Monday, July 30, 2012

Adieu, two-state solution


Adieu, two-state solution


By AMIR TAHERI

The Arab Spring has punctured many received ideas about Middle Eastern politics — including the “two-state solution” to the Arab-Israeli conflict.


The “two-state” formula was always based on two questionable assumptions: 1) that Palestinians regarded themselves as a nation in a world of nation-states and wished to create a state of their own; 2) that creating a Palestinian state was something that Israel acting alone could magically make happen.


The Arab Spring has seriously shaken the first assumption by revitalizing two ideologies that had lurked under the surface during decades of despotism. Both ideologies were born in the 19th century, partly as a result of contact with rising European empires.


The first is pan-Islamism, with the ultimate goal of restoring the caliphate. The second is modernization — which, in practice, means westernization, albeit with a local cultural veneer (a recipe also adopted by such diverse cultures as India and Japan).

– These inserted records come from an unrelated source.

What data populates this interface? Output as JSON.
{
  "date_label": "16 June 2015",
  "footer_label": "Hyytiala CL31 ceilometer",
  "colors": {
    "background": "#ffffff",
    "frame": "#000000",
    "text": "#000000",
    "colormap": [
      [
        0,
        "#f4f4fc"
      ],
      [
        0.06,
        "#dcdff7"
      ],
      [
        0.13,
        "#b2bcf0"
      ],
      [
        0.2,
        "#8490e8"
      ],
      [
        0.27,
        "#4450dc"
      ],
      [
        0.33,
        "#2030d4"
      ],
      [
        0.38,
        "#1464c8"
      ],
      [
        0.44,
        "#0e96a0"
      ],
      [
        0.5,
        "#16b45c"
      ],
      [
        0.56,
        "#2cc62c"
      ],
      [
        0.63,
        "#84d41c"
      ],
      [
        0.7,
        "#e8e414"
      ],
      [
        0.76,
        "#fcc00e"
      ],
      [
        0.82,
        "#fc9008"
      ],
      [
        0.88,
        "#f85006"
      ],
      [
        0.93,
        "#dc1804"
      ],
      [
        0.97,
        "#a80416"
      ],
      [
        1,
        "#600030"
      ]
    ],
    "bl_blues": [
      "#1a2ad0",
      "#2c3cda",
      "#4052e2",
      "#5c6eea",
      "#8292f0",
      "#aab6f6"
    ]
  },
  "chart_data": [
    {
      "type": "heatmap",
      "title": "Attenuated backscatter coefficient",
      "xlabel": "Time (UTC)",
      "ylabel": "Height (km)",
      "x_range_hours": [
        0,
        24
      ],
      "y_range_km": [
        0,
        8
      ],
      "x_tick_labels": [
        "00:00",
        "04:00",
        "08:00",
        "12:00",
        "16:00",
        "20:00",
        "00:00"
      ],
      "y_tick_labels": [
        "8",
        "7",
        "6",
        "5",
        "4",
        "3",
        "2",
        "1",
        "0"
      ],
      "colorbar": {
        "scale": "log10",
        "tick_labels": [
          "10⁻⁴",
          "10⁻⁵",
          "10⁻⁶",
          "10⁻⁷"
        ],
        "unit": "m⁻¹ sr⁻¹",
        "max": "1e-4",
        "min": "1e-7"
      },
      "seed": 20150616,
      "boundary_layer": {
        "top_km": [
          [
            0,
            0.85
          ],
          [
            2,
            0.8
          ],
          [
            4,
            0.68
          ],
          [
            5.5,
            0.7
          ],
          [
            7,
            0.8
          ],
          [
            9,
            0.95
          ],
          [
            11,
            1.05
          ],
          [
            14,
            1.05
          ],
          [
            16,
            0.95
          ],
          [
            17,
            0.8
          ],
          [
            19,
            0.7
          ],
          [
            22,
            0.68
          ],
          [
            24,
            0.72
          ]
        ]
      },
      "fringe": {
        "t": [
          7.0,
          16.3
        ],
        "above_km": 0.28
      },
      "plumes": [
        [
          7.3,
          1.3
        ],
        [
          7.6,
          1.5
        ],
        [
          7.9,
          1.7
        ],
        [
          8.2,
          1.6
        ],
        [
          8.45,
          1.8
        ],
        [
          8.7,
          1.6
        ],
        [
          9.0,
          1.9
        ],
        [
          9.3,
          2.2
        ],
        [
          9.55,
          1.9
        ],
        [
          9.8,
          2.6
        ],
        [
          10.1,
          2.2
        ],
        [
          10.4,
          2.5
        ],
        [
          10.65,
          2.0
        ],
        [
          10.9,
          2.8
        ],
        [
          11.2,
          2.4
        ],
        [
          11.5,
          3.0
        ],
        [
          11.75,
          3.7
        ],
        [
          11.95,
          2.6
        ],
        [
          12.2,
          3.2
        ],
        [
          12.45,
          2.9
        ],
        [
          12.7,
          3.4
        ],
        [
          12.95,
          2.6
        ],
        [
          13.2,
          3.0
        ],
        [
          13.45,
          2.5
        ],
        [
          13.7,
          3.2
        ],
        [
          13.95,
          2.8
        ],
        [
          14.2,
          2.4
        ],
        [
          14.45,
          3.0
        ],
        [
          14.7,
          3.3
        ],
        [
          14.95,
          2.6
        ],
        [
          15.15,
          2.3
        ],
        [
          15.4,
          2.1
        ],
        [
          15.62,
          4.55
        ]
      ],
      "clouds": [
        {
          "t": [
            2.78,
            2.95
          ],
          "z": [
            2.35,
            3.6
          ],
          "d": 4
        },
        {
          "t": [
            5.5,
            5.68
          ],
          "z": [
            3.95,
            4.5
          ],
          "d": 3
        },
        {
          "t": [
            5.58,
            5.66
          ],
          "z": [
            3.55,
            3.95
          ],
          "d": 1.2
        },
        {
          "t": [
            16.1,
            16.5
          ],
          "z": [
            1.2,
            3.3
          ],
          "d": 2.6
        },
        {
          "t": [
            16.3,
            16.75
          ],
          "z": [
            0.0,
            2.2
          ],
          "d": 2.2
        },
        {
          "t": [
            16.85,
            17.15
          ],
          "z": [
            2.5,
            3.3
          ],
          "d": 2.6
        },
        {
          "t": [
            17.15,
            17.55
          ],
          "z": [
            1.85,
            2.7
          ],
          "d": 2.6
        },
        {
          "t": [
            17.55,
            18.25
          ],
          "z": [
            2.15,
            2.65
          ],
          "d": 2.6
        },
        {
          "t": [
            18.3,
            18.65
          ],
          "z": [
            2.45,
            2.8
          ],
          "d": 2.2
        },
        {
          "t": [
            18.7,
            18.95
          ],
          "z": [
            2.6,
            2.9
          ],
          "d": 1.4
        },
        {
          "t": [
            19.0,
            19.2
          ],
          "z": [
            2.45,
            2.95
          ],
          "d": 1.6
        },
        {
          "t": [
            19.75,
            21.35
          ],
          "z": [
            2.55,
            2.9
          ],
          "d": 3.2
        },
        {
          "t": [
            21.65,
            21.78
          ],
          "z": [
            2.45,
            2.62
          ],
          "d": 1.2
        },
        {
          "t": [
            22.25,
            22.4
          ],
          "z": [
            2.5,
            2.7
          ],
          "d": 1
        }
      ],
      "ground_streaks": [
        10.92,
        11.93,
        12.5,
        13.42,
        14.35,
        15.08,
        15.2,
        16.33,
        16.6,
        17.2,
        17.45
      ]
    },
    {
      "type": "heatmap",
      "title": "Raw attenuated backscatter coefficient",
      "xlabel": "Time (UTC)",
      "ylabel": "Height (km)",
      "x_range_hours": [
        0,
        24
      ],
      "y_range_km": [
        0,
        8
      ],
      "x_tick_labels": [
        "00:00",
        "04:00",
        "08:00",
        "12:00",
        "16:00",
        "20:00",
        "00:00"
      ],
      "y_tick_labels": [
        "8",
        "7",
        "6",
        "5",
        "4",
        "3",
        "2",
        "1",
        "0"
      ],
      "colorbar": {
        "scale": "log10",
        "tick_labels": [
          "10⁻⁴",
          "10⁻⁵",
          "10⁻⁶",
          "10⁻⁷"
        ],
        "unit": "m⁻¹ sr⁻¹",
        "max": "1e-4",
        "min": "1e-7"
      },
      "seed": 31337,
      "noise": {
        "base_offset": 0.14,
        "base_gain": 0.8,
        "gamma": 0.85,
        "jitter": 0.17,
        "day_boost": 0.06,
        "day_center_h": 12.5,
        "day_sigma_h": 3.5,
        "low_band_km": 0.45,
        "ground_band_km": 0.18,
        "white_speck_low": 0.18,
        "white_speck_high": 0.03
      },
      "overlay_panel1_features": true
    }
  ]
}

As the post-Arab Spring landscape takes shape, the clash between those two ideologies will dominate the politics of the Middle East in the coming decades.


The pan-Islamist movement has never been interested in the creation of a Palestinian state. In fact, in 1947-48 pan-Islamists worked hard to prevent that outcome.


The Grand Mufti Haj Amin al-Hussaini, leader of the first Palestinian guerrilla groups, and Ahmad Shukeiri, the founder of Hamas (an acronym for Islamic Resistance Movement) repeatedly asserted that their goal was not the creation of a Palestinian state, but the liberation of Muslim territory occupied by the “infidel.”


In other words, they didn’t want a Palestinian state; they wanted the destruction of the Jewish state.


Some secular Palestinians adopted the concept of a Palestinian state but only as tactical ploy en route to the strategic goal of wiping Israel off the map.


Last week, Hamas leader Ismail Haniyeh spelled out the pan-Islamist position at a prayer meeting in the north of Gaza on the eve of the fasting month of Ramadan. He announced he would lead a delegation to Cairo to invite Egypt’s new president, Muhammad Mursi, to give a boost to “the struggle to revive the caliphate.”


“The Arab nationalist order ensured failure to return to the Islamic caliphate,” he said. “It also ensured the Muslim ummah remained at the bottom of nations [in the world] and perpetuated American hegemony and the continuation of the Zionist occupation.”


Haniyeh added: “The Arab Spring has opened the path to the restoration of the Caliphate after the liberation of Jerusalem and the Al-Aqsa Mosque.”


Meanwhile, the Islamic Jihad, another Palestinian pan-Islamist outfit, has launched a campaign against what it dubs “the two-state conspiracy.” According to Islamic Jihad leader Ramadan Shalah, Washington plans to revive the debate as a “diversion “at a time that Muslim masses seek to liberate “all of Islam’s lost lands.”


Despite the enthusiasm shown by Hanieyh and Shalah, as a political strategy the revival of the caliphate remains a murky concept.


Many questions remain unanswered. Who could be the next caliph? The Ottoman dynasty that held the caliphate for four centuries withered away without a male heir to the last caliph, Abdul-Majid II. Claims by a range of personalities, including Sharif Hussein (the great grandfather of the present king of Jordan), the Aga Khan and the Egyptian King Farouq never took off.


Efforts by Iran’s “Supreme Guide,” Ali Khamenei, to cast himself as a Shiite version of the caliph are seldom taken seriously even by Iranian officials.


If finding an acceptable candidate for caliph is difficult, identifying the “lost lands of Islam” that need to be liberated is even more so. Yes, Israel’s tiny chunk of territory, about 20 percent of historic Palestine, is always included. But so are much of northern India and virtually the whole of the Balkan Peninsula.


Some groups include Spain and Portugal plus the western half of France, and southern Italy up to Rome. Others want to “liberate” Russia, which was under Muslim Tatar rule for two centuries.


Southern Thailand, northwestern Burma, the Chinese East Turkestan (Xinjiang) several islands in the Philippines archipelago also need to be “liberated.” In Africa, large chunks of Kenya, Ethiopia, Uganda, Tanzania and Mozambique remain to be restored to Islam.


In short, pan-Islamists have a plateful. They have no time to waste on the mirage of a cat’s-paw of a putative Palestinian state.